# Diagonalizing the linearized optomechanical Hamiltonian

I am trying to diagonalize the Hamiltonian in equation (2) in the paper "Nonlinear Interaction Effects in a Strongly Driven Optomechanical Cavity", by the means of a Bogoliubov transformation, the Hamiltonian is of the form:

$$H_1 = -\Delta d^\dagger d + w_M b^\dagger b + G(d + d^\dagger)(b + b^\dagger)$$

The operators $$b$$ and $$d$$ are both bosonic operators. Using the Bogoliubov transformation, I am meeting a dead end where the coefficients $$u$$ & $$v$$ in the new defined bosonic operators (e.g. $$d = u\alpha^\dagger + v\beta$$) have to be set to zero when trying to diagonalize the transformed Hamiltonian. I am wondering whether the Bogoliubov transformation is the one to use for this problem.
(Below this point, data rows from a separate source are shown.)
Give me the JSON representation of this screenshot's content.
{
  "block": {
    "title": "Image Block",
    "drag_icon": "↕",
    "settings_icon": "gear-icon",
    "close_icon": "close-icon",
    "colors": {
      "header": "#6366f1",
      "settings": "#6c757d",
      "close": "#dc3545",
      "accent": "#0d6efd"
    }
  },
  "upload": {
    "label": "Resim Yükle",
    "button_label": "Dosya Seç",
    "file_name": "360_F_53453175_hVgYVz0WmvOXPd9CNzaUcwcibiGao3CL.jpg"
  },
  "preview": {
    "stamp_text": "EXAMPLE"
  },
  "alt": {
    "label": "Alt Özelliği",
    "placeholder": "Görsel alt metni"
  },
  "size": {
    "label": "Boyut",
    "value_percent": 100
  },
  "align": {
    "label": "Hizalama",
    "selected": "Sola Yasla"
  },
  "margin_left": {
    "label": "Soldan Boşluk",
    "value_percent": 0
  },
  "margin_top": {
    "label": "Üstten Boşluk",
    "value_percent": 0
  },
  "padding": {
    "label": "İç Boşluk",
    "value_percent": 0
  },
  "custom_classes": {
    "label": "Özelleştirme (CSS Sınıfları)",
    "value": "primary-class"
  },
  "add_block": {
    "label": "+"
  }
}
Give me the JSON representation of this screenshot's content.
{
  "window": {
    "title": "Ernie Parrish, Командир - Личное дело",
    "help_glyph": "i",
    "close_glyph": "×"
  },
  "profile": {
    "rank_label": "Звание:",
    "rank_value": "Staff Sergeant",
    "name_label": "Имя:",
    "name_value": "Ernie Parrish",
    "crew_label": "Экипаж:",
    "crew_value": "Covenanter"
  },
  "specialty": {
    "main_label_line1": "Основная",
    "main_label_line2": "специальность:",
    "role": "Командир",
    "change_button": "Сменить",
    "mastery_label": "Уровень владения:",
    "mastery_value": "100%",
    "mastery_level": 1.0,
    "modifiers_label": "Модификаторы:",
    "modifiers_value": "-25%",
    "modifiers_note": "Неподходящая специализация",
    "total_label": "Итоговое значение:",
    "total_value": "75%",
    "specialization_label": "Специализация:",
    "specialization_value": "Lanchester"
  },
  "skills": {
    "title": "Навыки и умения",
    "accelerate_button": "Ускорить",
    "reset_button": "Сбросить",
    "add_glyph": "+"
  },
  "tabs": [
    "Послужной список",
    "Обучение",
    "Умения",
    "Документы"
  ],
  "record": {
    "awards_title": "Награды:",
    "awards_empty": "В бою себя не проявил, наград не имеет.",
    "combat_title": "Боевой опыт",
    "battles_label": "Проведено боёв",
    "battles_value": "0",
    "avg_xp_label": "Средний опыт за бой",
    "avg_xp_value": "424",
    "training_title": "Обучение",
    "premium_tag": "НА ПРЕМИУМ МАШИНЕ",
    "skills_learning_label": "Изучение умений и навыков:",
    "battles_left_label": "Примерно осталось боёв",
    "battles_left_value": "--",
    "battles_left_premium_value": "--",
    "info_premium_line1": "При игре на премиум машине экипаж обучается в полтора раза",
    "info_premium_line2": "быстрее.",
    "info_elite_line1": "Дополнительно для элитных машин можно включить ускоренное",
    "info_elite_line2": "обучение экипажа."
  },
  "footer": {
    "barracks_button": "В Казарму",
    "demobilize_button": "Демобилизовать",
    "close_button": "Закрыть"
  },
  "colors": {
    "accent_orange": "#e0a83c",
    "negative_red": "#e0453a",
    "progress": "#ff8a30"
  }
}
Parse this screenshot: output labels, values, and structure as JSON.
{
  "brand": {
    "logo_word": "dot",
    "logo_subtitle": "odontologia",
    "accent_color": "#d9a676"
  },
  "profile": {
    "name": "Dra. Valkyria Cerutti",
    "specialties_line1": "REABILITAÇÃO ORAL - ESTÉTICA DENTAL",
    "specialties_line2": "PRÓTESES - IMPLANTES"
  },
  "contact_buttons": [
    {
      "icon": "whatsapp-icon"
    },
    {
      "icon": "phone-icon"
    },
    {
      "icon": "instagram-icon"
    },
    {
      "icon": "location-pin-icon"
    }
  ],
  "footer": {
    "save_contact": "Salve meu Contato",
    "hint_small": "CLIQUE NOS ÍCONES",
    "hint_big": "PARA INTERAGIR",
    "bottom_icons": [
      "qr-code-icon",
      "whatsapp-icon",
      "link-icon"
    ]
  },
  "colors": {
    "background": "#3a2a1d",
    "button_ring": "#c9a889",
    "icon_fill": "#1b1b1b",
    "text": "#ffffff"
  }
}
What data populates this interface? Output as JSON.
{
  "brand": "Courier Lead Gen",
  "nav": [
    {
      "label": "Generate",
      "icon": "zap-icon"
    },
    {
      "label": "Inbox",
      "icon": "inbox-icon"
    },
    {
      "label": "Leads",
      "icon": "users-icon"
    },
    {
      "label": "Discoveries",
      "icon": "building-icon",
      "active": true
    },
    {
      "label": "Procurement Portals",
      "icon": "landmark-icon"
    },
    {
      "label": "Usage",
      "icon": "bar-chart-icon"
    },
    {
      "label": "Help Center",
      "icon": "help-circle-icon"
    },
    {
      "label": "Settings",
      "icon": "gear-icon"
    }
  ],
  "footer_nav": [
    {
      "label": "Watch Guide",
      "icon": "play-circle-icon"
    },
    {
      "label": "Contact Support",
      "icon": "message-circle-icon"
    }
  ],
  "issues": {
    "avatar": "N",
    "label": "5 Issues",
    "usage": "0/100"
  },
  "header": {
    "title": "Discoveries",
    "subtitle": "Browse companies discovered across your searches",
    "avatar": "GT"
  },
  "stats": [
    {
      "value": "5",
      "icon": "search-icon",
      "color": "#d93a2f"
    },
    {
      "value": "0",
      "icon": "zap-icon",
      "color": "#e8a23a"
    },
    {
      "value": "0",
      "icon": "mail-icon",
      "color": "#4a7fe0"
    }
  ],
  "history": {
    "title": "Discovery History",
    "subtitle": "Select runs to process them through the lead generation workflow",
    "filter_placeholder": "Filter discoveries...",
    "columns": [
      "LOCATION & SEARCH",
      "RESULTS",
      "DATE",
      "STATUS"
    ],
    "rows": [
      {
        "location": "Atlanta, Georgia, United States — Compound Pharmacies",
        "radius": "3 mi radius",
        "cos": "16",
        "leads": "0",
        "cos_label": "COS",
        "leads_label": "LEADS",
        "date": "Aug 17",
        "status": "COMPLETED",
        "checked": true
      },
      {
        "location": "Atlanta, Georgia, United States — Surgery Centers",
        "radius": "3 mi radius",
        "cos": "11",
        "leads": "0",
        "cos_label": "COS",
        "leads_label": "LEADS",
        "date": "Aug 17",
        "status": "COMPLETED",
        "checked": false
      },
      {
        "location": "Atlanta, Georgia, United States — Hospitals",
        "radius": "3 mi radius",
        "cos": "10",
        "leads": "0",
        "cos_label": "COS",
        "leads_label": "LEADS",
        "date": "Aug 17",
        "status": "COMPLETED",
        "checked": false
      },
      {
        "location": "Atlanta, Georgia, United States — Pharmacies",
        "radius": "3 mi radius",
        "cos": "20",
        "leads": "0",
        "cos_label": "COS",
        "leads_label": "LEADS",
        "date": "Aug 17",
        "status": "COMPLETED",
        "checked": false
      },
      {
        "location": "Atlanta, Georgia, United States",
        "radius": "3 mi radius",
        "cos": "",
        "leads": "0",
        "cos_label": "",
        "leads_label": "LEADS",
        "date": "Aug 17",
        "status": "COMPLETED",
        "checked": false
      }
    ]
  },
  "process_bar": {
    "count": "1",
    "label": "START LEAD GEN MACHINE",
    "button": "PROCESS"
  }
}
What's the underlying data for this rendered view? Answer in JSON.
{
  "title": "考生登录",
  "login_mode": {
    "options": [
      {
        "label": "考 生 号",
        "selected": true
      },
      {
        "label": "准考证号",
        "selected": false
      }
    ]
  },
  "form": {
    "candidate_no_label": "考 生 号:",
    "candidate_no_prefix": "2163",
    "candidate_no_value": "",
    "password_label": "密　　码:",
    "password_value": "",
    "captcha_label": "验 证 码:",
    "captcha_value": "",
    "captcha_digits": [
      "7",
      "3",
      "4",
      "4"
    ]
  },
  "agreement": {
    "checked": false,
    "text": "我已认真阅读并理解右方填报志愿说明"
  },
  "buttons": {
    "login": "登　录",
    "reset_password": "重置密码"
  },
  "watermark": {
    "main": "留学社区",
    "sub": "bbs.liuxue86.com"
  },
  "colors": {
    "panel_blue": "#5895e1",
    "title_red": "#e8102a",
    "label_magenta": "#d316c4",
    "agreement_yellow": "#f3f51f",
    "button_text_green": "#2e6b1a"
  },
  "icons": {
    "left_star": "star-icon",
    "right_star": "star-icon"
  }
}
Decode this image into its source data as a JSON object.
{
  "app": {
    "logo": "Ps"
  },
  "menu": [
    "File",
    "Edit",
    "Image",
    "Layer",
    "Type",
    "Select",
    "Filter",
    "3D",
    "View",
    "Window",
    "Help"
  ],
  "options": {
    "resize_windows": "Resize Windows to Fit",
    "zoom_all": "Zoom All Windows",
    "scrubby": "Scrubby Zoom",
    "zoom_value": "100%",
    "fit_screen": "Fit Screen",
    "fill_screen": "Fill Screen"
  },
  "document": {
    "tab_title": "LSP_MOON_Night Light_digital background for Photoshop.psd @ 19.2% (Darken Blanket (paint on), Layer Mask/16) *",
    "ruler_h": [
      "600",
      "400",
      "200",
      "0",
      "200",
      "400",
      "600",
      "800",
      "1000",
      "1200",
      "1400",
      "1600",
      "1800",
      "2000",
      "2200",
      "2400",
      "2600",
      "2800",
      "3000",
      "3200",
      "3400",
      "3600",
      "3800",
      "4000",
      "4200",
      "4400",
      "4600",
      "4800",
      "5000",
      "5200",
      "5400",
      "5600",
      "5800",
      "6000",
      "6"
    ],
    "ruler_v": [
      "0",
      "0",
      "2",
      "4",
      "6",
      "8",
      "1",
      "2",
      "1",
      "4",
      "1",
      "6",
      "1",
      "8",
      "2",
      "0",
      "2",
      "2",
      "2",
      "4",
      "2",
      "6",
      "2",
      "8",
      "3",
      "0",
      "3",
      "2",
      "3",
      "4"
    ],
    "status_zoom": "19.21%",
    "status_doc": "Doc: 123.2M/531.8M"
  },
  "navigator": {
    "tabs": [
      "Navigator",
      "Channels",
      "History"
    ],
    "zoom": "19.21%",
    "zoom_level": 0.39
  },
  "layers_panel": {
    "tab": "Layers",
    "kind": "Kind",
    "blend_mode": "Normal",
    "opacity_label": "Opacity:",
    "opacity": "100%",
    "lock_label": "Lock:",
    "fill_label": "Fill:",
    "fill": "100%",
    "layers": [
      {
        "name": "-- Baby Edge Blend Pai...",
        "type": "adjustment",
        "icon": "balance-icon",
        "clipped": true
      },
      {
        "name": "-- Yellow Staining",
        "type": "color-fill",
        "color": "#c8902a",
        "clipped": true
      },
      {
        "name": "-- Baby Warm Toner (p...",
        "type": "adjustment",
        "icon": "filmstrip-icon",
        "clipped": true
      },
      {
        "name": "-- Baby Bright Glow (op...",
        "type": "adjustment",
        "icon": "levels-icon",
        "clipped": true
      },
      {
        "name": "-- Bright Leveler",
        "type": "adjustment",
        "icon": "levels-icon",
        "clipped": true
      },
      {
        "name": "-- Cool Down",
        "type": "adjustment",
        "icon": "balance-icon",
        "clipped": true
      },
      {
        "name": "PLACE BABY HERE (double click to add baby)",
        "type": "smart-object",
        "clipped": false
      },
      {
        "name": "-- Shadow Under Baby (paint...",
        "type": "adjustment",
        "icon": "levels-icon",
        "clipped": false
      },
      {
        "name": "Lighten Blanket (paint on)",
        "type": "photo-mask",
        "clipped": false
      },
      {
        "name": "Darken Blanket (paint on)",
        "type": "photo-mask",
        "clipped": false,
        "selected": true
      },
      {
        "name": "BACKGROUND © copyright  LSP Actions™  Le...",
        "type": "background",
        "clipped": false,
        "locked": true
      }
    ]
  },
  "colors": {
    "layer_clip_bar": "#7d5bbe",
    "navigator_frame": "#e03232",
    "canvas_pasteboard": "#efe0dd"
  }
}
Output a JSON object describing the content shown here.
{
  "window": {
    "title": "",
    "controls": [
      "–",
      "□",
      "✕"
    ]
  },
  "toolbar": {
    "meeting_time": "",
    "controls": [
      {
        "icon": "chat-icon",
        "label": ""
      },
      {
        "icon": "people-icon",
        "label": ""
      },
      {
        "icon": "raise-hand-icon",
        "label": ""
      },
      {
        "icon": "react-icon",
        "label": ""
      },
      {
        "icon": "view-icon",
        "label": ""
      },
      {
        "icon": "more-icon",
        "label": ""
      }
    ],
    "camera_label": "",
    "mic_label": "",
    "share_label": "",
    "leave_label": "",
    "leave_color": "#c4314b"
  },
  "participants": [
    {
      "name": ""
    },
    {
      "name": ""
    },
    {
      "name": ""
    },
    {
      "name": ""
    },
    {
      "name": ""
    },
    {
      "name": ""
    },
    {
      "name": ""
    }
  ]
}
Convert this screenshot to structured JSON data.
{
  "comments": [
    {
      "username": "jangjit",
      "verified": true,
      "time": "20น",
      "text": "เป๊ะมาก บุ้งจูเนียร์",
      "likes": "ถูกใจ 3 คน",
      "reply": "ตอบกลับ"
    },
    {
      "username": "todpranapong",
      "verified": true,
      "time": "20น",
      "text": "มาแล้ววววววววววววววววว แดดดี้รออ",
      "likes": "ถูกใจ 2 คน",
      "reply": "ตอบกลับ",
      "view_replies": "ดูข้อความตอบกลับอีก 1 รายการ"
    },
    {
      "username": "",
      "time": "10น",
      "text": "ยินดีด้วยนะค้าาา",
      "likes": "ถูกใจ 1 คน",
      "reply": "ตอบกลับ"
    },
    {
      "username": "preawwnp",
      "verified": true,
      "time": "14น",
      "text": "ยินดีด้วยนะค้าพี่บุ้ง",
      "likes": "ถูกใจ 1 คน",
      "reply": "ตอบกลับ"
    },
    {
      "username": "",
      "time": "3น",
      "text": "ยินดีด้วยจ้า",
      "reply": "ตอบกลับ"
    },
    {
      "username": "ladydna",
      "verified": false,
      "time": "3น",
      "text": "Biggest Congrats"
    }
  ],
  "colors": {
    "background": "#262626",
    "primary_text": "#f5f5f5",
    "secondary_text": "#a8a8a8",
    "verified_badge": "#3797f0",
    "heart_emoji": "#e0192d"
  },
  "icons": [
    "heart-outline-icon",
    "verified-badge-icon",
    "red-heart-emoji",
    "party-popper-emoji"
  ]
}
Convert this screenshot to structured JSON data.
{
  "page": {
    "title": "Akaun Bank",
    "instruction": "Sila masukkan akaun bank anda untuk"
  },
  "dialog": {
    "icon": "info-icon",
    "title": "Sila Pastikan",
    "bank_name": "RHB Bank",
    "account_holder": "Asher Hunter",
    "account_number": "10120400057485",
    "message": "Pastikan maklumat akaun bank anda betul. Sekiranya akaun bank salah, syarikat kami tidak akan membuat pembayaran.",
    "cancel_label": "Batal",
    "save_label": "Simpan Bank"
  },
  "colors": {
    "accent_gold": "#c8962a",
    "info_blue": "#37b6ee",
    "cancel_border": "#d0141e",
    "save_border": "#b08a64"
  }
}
This problem is solvable with the Bogoliubov transformation of a more general form. To diagonalize the hamiltonian, you need to find a solution to the following "eigenproblem": $$[A, H_1] = \lambda A,$$ where $$A = u_1 d + u_2 b + v_1 d^\dagger + v_2 b^\dagger.$$ A solution to this problem will allow you to construct creation-annihilation operators of new quasiparticles.